Jul. 21--A long-time security and skycap contractor for American Airlines and other carriers failed to report millions of dollars in revenue in 2005 and 2006, underpaying fees due Miami International Airport, a new report by the Miami-Dade Office of the Inspector General found.
ASMO, which disputes the findings, is the second such company uncovered by the Inspector General this year, underscoring recurring lapses in Miami-Dade Aviation Department's oversight of financial reporting by companies that hold permits to operate at the airport, said Chris Mazzella, Miami-Dade Inspector General.
"The deficiencies that we uncovered were very significant and we need to make sure that these problems are addressed by the airport," he said. "This is the second incidence and we are concerned about the loss of significant revenues."
ASMO shortchanged the airport $434,150 in fees, most of which has since been paid, the IG's report said, which cited careless accounting practices and inattentive management.
ASMO senior executives disagree, saying the company is up to date in its payments, and while some mistakes were made, the majority were timing issues related to delays in airport enplanement reports.
"Everything has been paid and everything has been reported," ASMO Chief Financial Officer Rene Velazquez said. "Yes, there were a few hiccups, we're not infallible, but everything was done in good faith."
ASMO has worked for American for about six years, under multiple contracts for services including skycaps, help at security checkpoints and wheelchair assistance, said American spokeswoman Martha Pantin.

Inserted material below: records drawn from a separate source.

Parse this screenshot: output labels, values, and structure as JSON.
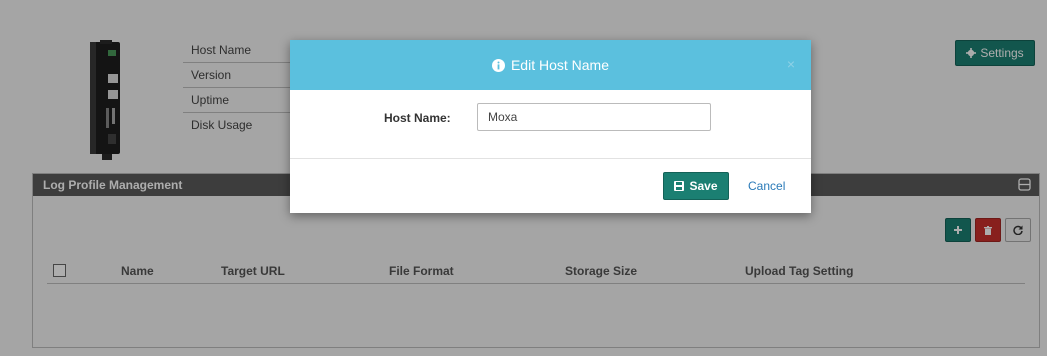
{
  "device": {
    "info_labels": [
      "Host Name",
      "Version",
      "Uptime",
      "Disk Usage"
    ],
    "settings_label": "Settings"
  },
  "log_panel": {
    "title": "Log Profile Management",
    "columns": [
      "Name",
      "Target URL",
      "File Format",
      "Storage Size",
      "Upload Tag Setting"
    ]
  },
  "modal": {
    "title": "Edit Host Name",
    "field_label": "Host Name:",
    "field_value": "Moxa",
    "save_label": "Save",
    "cancel_label": "Cancel"
  },
  "colors": {
    "modal_header": "#5bc0de",
    "primary_button": "#1b7f72",
    "delete_button": "#c9302c"
  }
}
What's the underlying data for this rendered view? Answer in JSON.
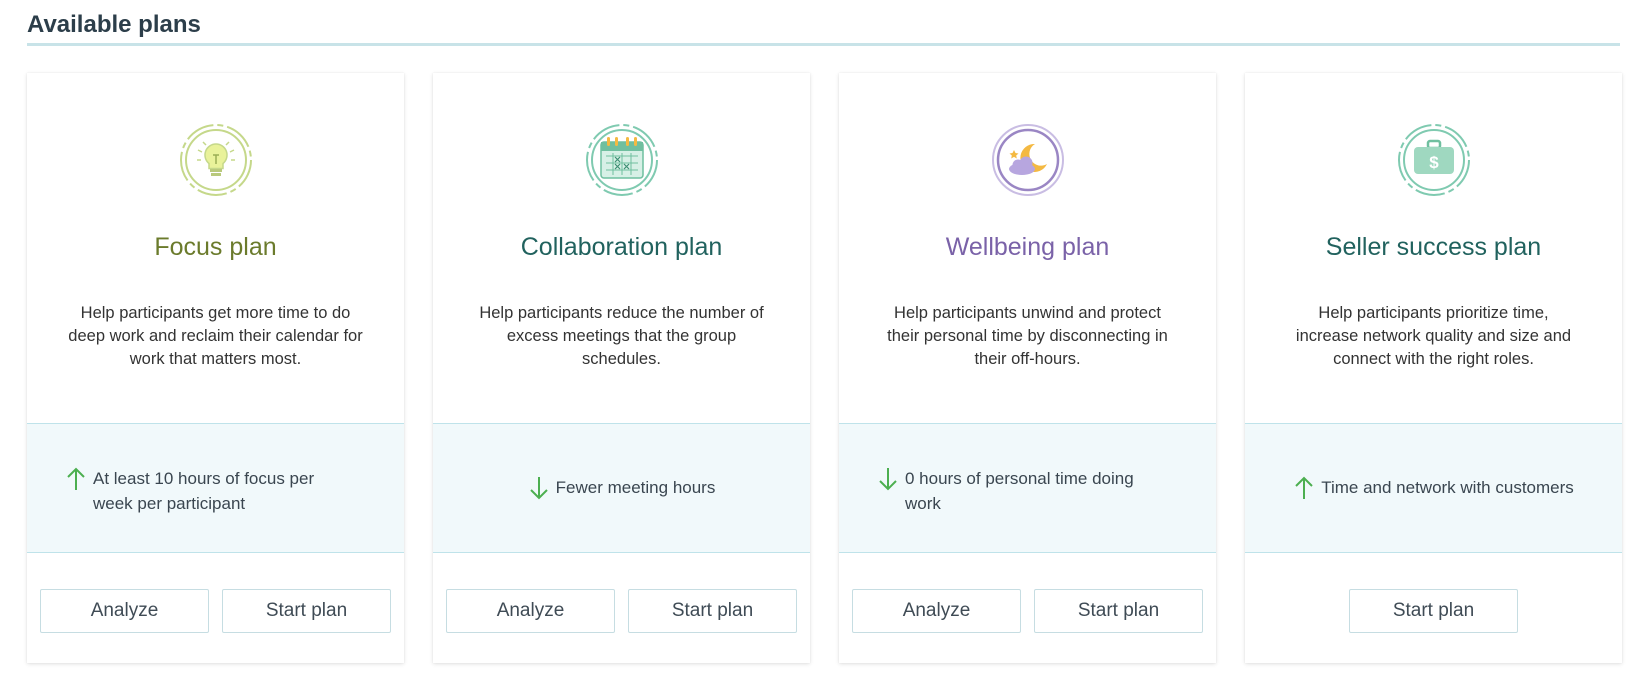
{
  "header": {
    "title": "Available plans"
  },
  "plans": [
    {
      "icon": "lightbulb-icon",
      "title": "Focus plan",
      "title_color": "#6b7b2c",
      "description": "Help participants get more time to do deep work and reclaim their calendar for work that matters most.",
      "goal_direction": "up",
      "goal_text": "At least 10 hours of focus per week per participant",
      "buttons": {
        "analyze": "Analyze",
        "start": "Start plan"
      }
    },
    {
      "icon": "calendar-icon",
      "title": "Collaboration plan",
      "title_color": "#21625e",
      "description": "Help participants reduce the number of excess meetings that the group schedules.",
      "goal_direction": "down",
      "goal_text": "Fewer meeting hours",
      "buttons": {
        "analyze": "Analyze",
        "start": "Start plan"
      }
    },
    {
      "icon": "moon-cloud-icon",
      "title": "Wellbeing plan",
      "title_color": "#7a62a8",
      "description": "Help participants unwind and protect their personal time by disconnecting in their off-hours.",
      "goal_direction": "down",
      "goal_text": "0 hours of personal time doing work",
      "buttons": {
        "analyze": "Analyze",
        "start": "Start plan"
      }
    },
    {
      "icon": "briefcase-dollar-icon",
      "title": "Seller success plan",
      "title_color": "#21625e",
      "description": "Help participants prioritize time, increase network quality and size and connect with the right roles.",
      "goal_direction": "up",
      "goal_text": "Time and network with customers",
      "buttons": {
        "start": "Start plan"
      }
    }
  ],
  "colors": {
    "arrow": "#4caf50",
    "band_bg": "#f1f9fb",
    "divider": "#c8e3e8"
  }
}
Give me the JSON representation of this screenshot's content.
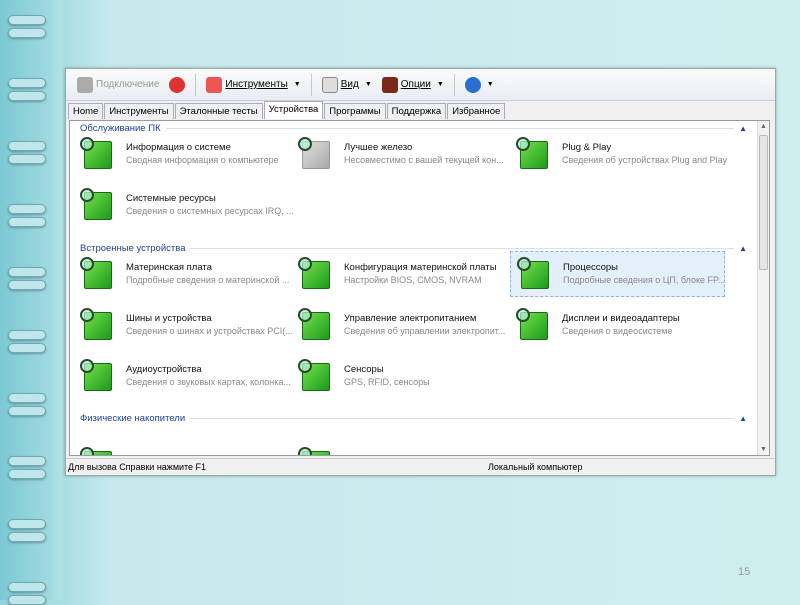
{
  "toolbar": {
    "connect": "Подключение",
    "tools": "Инструменты",
    "view": "Вид",
    "options": "Опции"
  },
  "tabs": [
    "Home",
    "Инструменты",
    "Эталонные тесты",
    "Устройства",
    "Программы",
    "Поддержка",
    "Избранное"
  ],
  "active_tab": "Устройства",
  "groups": [
    {
      "title": "Обслуживание ПК",
      "items": [
        {
          "title": "Информация о системе",
          "desc": "Сводная информация о компьютере"
        },
        {
          "title": "Лучшее железо",
          "desc": "Несовместимо с вашей текущей кон..."
        },
        {
          "title": "Plug & Play",
          "desc": "Сведения об устройствах Plug and Play"
        },
        {
          "title": "Системные ресурсы",
          "desc": "Сведения о системных ресурсах IRQ, ..."
        }
      ]
    },
    {
      "title": "Встроенные устройства",
      "items": [
        {
          "title": "Материнская плата",
          "desc": "Подробные сведения о материнской ..."
        },
        {
          "title": "Конфигурация материнской платы",
          "desc": "Настройки BIOS, CMOS, NVRAM"
        },
        {
          "title": "Процессоры",
          "desc": "Подробные сведения о ЦП, блоке FP..."
        },
        {
          "title": "Шины и устройства",
          "desc": "Сведения о шинах и устройствах PCI(..."
        },
        {
          "title": "Управление электропитанием",
          "desc": "Сведения об управлении электропит..."
        },
        {
          "title": "Дисплеи и видеоадаптеры",
          "desc": "Сведения о видеосистеме"
        },
        {
          "title": "Аудиоустройства",
          "desc": "Сведения о звуковых картах, колонка..."
        },
        {
          "title": "Сенсоры",
          "desc": "GPS, RFID, сенсоры"
        }
      ]
    },
    {
      "title": "Физические накопители",
      "items": [
        {
          "title": "Физические диски",
          "desc": ""
        },
        {
          "title": "Устройства SCSI",
          "desc": ""
        }
      ]
    }
  ],
  "status": {
    "left": "Для вызова Справки нажмите F1",
    "right": "Локальный компьютер"
  },
  "page_number": "15"
}
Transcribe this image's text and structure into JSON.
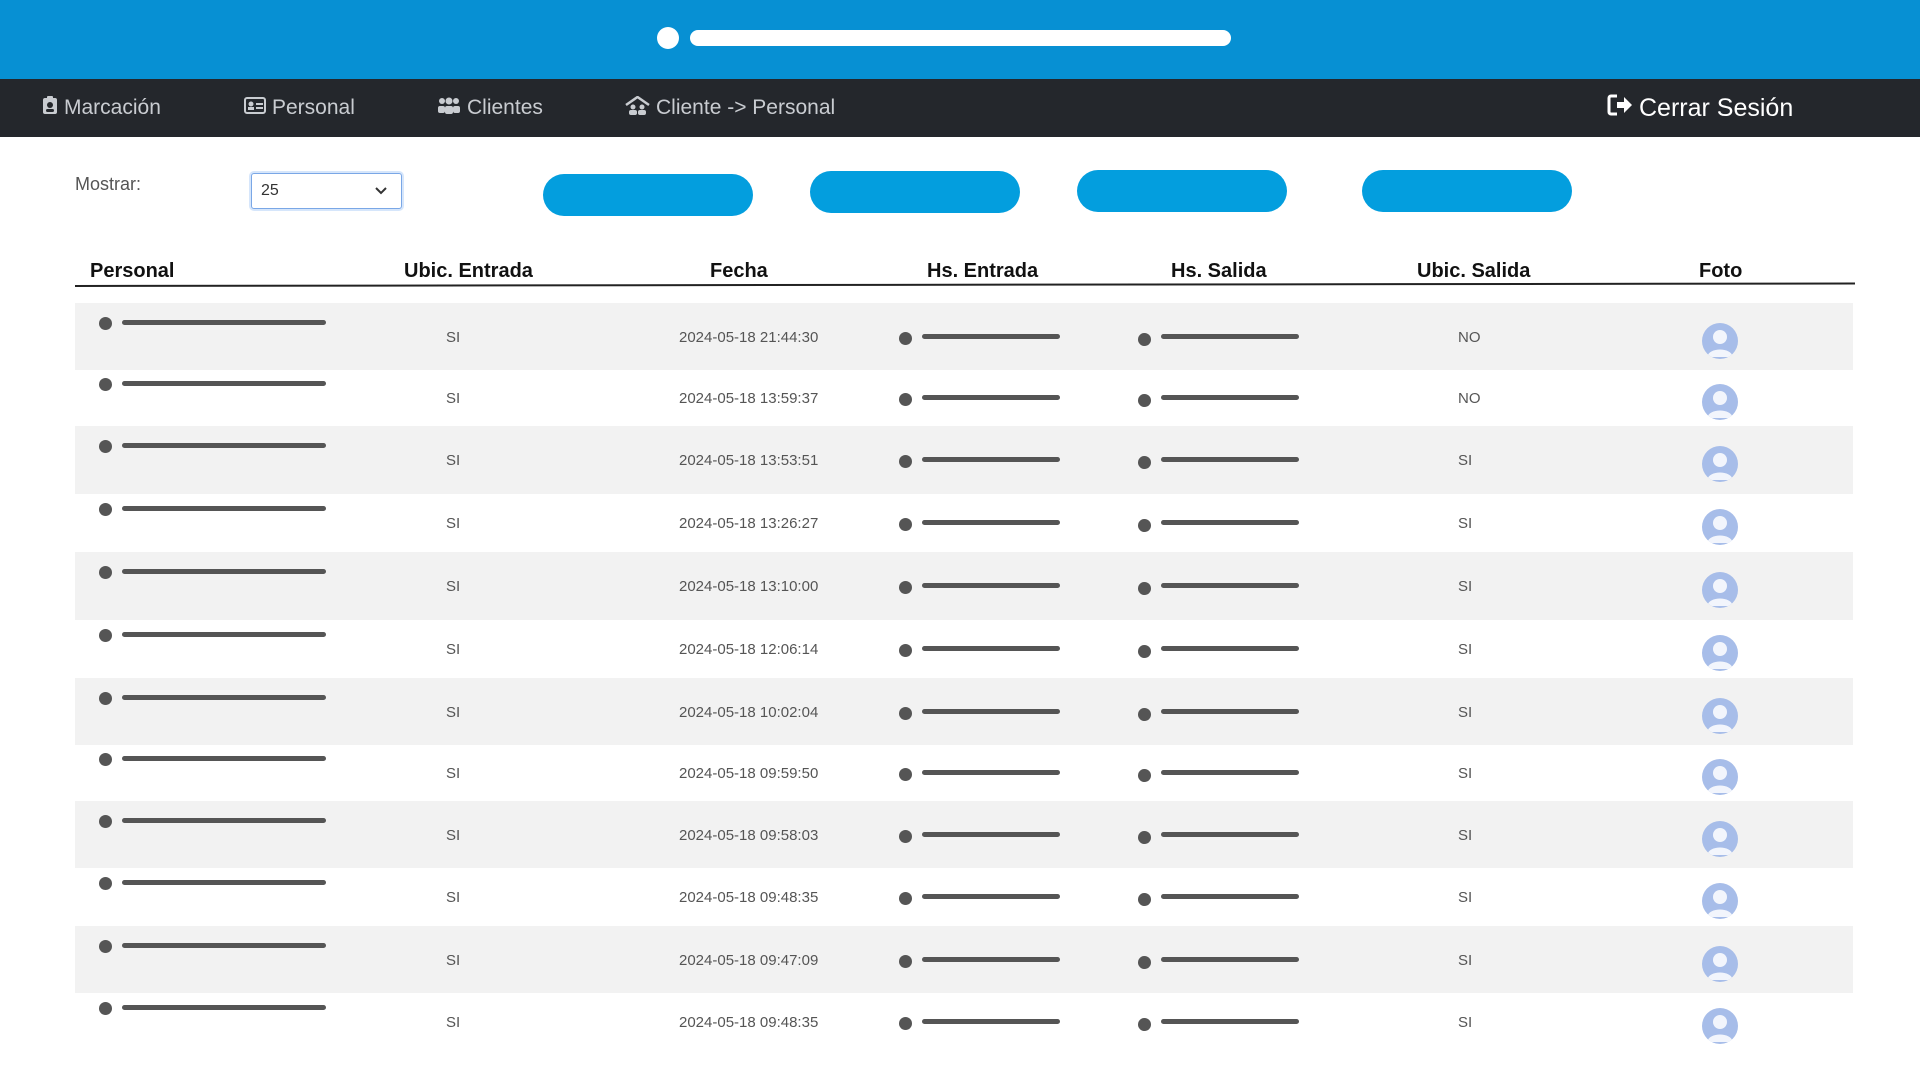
{
  "nav": {
    "items": [
      {
        "label": "Marcación",
        "icon": "id-badge-icon"
      },
      {
        "label": "Personal",
        "icon": "id-card-icon"
      },
      {
        "label": "Clientes",
        "icon": "users-icon"
      },
      {
        "label": "Cliente -> Personal",
        "icon": "house-users-icon"
      }
    ],
    "logout_label": "Cerrar Sesión",
    "logout_icon": "sign-out-icon"
  },
  "toolbar": {
    "show_label": "Mostrar:",
    "page_size": "25"
  },
  "table": {
    "headers": {
      "personal": "Personal",
      "ubic_entrada": "Ubic. Entrada",
      "fecha": "Fecha",
      "hs_entrada": "Hs. Entrada",
      "hs_salida": "Hs. Salida",
      "ubic_salida": "Ubic. Salida",
      "foto": "Foto"
    },
    "rows": [
      {
        "ubic_entrada": "SI",
        "fecha": "2024-05-18 21:44:30",
        "ubic_salida": "NO"
      },
      {
        "ubic_entrada": "SI",
        "fecha": "2024-05-18 13:59:37",
        "ubic_salida": "NO"
      },
      {
        "ubic_entrada": "SI",
        "fecha": "2024-05-18 13:53:51",
        "ubic_salida": "SI"
      },
      {
        "ubic_entrada": "SI",
        "fecha": "2024-05-18 13:26:27",
        "ubic_salida": "SI"
      },
      {
        "ubic_entrada": "SI",
        "fecha": "2024-05-18 13:10:00",
        "ubic_salida": "SI"
      },
      {
        "ubic_entrada": "SI",
        "fecha": "2024-05-18 12:06:14",
        "ubic_salida": "SI"
      },
      {
        "ubic_entrada": "SI",
        "fecha": "2024-05-18 10:02:04",
        "ubic_salida": "SI"
      },
      {
        "ubic_entrada": "SI",
        "fecha": "2024-05-18 09:59:50",
        "ubic_salida": "SI"
      },
      {
        "ubic_entrada": "SI",
        "fecha": "2024-05-18 09:58:03",
        "ubic_salida": "SI"
      },
      {
        "ubic_entrada": "SI",
        "fecha": "2024-05-18 09:48:35",
        "ubic_salida": "SI"
      },
      {
        "ubic_entrada": "SI",
        "fecha": "2024-05-18 09:47:09",
        "ubic_salida": "SI"
      },
      {
        "ubic_entrada": "SI",
        "fecha": "2024-05-18 09:48:35",
        "ubic_salida": "SI"
      }
    ]
  },
  "colors": {
    "banner": "#0790d3",
    "nav": "#24272c",
    "accent_button": "#039ede",
    "row_shade": "#f2f2f2",
    "avatar": "#a7bde9"
  }
}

The company also works for more than two dozen other carriers at MIA, ASMO President Joseph Lorenzo said.
The IG's investigation revealed that ASMO either did not report or reported late -- because of the IG's detection -- 13.9 percent of its revenue, or $6.2 million, and did not pay or paid late $434,150 in fees due to the airport.
As a result of the audit, ASMO has paid $204,197 to the airport, and owes $75,769 related to $1.1 million in revenue that remains unreported, in addition to other late fees it still owes, the IG report said. ASMO executives say they are not overdue in paying.
All permit holders must pay the airport 7 percent of their revenue to work there. They self-report their revenue. Companies are required to have audits, and the airport has an in-house group that audits permit holders.
In February, Sereca Security, a Doral company that provides security services to airlines at MIA, was also found to have shortchanged the airport by more than $209,000 in 2005 permit fees by underreporting its revenue, the OIG found.
Mazzella said his office is investigating other cases at MIA, but would not disclose the number, nor the names. About 200 companies hold permits at MIA, said Miami-Dade Aviation Chief Financial Officer Anne Syrcle Lee.
The latest report said MIA's administrative practices are "perhaps, the OIG's biggest concern."
"We are particularly concerned that other permittees are not being properly managed and that MDAD is likely losing significant revenues due to unreported and under-reported revenues," the report said. "We believe that rectifying these types of deficiencies on all of its revenue generating agreements should be a top priority for MDAD."
Lee said that with so many permittees, it would be impossible for the airport's staff to audit each one, and the IG's services are part of the airport's compliance process. MIA provides IG employees with office space and computers, she said, and pays for their dedicated services, at a cost of $400,000 a year.
"We count on them to pick up discrepancies in the financial reporting," Lee said. "It's a mutual responsibility."